Oh, and what about that nasty Nazi sheltered by the Brits? He gets his in the form of being nabbed by intrepid Americans who mean to get even for his murder of all those American POWs.  A good plot (and subplot) and a good surprise ending. Justice triumphs in spite of British spooks and bureaucrats working to defeat it. Foyle may not come off as a self-sacrificing hero defying his betters (that role goes to another British intelligence operative), but he also manages to keep his skirts clean when the chips come down and people need to be counted as good guys or bad guys.
We like “Foyle’s War,” the whole series,  so we recommend  “Sunflower” in particular on general principles, and for its eminent domain related plot. Enjoy!
Follow-up.  We finally read that Coben book, “The Stranger” and it turns out that we were misinformed. While, true enough, the main character is an eminent domain lawyer, the plot has nothing to do with that subject.

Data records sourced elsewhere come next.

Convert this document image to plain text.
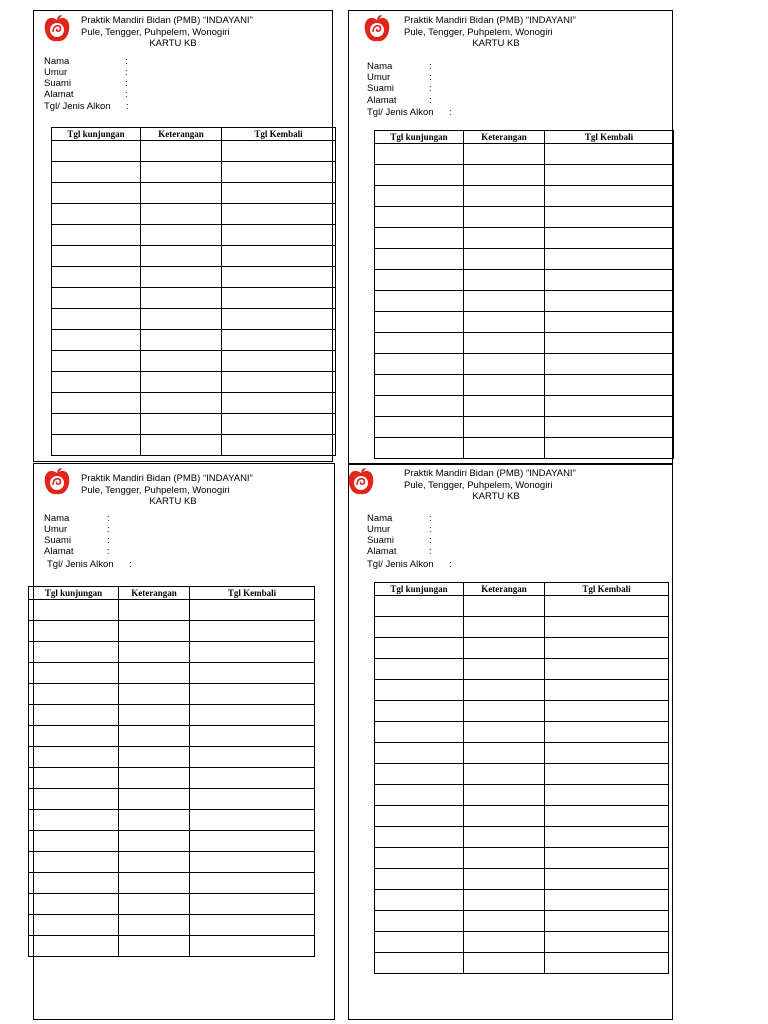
Praktik Mandiri Bidan (PMB) “INDAYANI”
Pule, Tengger, Puhpelem, Wonogiri
KARTU KB
Nama	:
Umur	:
Suami	:
Alamat	:
Tgl/ Jenis Alkon :
Tgl kunjungan	Keterangan	Tgl Kembali

Praktik Mandiri Bidan (PMB) “INDAYANI”
Pule, Tengger, Puhpelem, Wonogiri
KARTU KB
Nama	:
Umur	:
Suami	:
Alamat	:
Tgl/ Jenis Alkon :
Tgl kunjungan	Keterangan	Tgl Kembali

Praktik Mandiri Bidan (PMB) “INDAYANI”
Pule, Tengger, Puhpelem, Wonogiri
KARTU KB
Nama	:
Umur	:
Suami	:
Alamat	:
Tgl/ Jenis Alkon :
Tgl kunjungan	Keterangan	Tgl Kembali

Praktik Mandiri Bidan (PMB) “INDAYANI”
Pule, Tengger, Puhpelem, Wonogiri
KARTU KB
Nama	:
Umur	:
Suami	:
Alamat	:
Tgl/ Jenis Alkon :
Tgl kunjungan	Keterangan	Tgl Kembali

One thought on “Eminent Domain In Fiction.

  1. athEIst

    RE: taking.
    This involves Howard Jarvis(you may have heard of him) and why he hated the government so much. Mr. Jarvis purchased a failed paint company near the tail-end of the depression. Paints were oil-based in those days but Jarvis knew that soon paints would be latex-based. He purchased several tons of latex, did some experiments and was planning to bring out some latex-based paint in early 1942. Well on Dec 7 1941…..and his latex was requisitioned by the government as an essential war material. He followed the government truck that took his latex to a government warehouse. After the war, with much prodding from Jarvis, the government said he could have his latex back. He could pick it up at that government warehouse where it had sat for 5 years and was now useless.